Re: [PATCH net v4] net: phy: Don't trigger state machine while in suspend
From: Andrew Lunn
Date: Wed Jun 29 2022 - 03:23:14 EST
On Tue, Jun 28, 2022 at 12:15:08PM +0200, Lukas Wunner wrote:
> Upon system sleep, mdio_bus_phy_suspend() stops the phy_state_machine(),
> but subsequent interrupts may retrigger it:
>
> They may have been left enabled to facilitate wakeup and are not
> quiesced until the ->suspend_noirq() phase. Unwanted interrupts may
> hence occur between mdio_bus_phy_suspend() and dpm_suspend_noirq(),
> as well as between dpm_resume_noirq() and mdio_bus_phy_resume().
>
> Retriggering the phy_state_machine() through an interrupt is not only
> undesirable for the reason given in mdio_bus_phy_suspend() (freezing it
> midway with phydev->lock held), but also because the PHY may be
> inaccessible after it's suspended: Accesses to USB-attached PHYs are
> blocked once usb_suspend_both() clears the can_submit flag and PHYs on
> PCI network cards may become inaccessible upon suspend as well.
>
> Amend phy_interrupt() to avoid triggering the state machine if the PHY
> is suspended. Signal wakeup instead if the attached net_device or its
> parent has been configured as a wakeup source. (Those conditions are
> identical to mdio_bus_phy_may_suspend().) Postpone handling of the
> interrupt until the PHY has resumed.
>
> Before stopping the phy_state_machine() in mdio_bus_phy_suspend(),
> wait for a concurrent phy_interrupt() to run to completion. That is
> necessary because phy_interrupt() may have checked the PHY's suspend
> status before the system sleep transition commenced and it may thus
> retrigger the state machine after it was stopped.
>
> Likewise, after re-enabling interrupt handling in mdio_bus_phy_resume(),
> wait for a concurrent phy_interrupt() to complete to ensure that
> interrupts which it postponed are properly rerun.
>
> The issue was exposed by commit 1ce8b37241ed ("usbnet: smsc95xx: Forward
> PHY interrupts to PHY driver to avoid polling"), but has existed since
> forever.
>
> Fixes: 541cd3ee00a4 ("phylib: Fix deadlock on resume")

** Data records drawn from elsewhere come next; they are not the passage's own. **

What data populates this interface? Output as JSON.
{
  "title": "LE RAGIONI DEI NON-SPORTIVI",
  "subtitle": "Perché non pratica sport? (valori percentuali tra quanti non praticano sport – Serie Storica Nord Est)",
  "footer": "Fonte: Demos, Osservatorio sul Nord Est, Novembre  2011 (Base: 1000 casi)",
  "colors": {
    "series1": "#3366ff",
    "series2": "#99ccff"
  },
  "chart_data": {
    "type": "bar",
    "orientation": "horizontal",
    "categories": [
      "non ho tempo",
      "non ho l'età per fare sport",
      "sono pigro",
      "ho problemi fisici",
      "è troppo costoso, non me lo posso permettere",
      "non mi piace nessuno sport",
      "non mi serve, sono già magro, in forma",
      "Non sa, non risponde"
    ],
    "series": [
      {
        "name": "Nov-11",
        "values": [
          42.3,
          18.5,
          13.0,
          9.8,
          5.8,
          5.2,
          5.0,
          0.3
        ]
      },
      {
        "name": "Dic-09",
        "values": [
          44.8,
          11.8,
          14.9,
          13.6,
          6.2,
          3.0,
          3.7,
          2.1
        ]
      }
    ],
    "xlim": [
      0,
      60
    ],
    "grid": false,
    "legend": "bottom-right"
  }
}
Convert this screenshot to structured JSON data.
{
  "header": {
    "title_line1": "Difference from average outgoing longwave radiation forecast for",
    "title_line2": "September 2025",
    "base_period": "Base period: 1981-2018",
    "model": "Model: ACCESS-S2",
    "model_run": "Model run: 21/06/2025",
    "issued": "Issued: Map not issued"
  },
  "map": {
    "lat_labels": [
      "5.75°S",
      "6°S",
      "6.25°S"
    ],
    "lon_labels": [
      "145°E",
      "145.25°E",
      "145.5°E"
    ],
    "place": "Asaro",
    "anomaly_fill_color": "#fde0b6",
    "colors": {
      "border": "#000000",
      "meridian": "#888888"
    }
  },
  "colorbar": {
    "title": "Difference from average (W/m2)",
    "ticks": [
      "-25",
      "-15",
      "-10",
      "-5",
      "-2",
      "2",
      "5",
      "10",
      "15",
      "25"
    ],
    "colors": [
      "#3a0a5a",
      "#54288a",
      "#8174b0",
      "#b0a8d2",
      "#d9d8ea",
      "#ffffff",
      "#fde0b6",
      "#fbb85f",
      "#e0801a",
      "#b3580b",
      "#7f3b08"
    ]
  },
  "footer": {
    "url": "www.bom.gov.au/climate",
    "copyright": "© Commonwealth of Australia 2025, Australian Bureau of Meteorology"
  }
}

> Link: https://lore.kernel.org/netdev/a5315a8a-32c2-962f-f696-de9a26d30091@xxxxxxxxxxx/
> Reported-by: Marek Szyprowski <m.szyprowski@xxxxxxxxxxx>
> Tested-by: Marek Szyprowski <m.szyprowski@xxxxxxxxxxx>
> Signed-off-by: Lukas Wunner <lukas@xxxxxxxxx>
> Acked-by: Rafael J. Wysocki <rafael.j.wysocki@xxxxxxxxx>
> Cc: stable@xxxxxxxxxxxxxxx # v2.6.33+
Reviewed-by: Andrew Lunn <andrew@xxxxxxx>
Andrew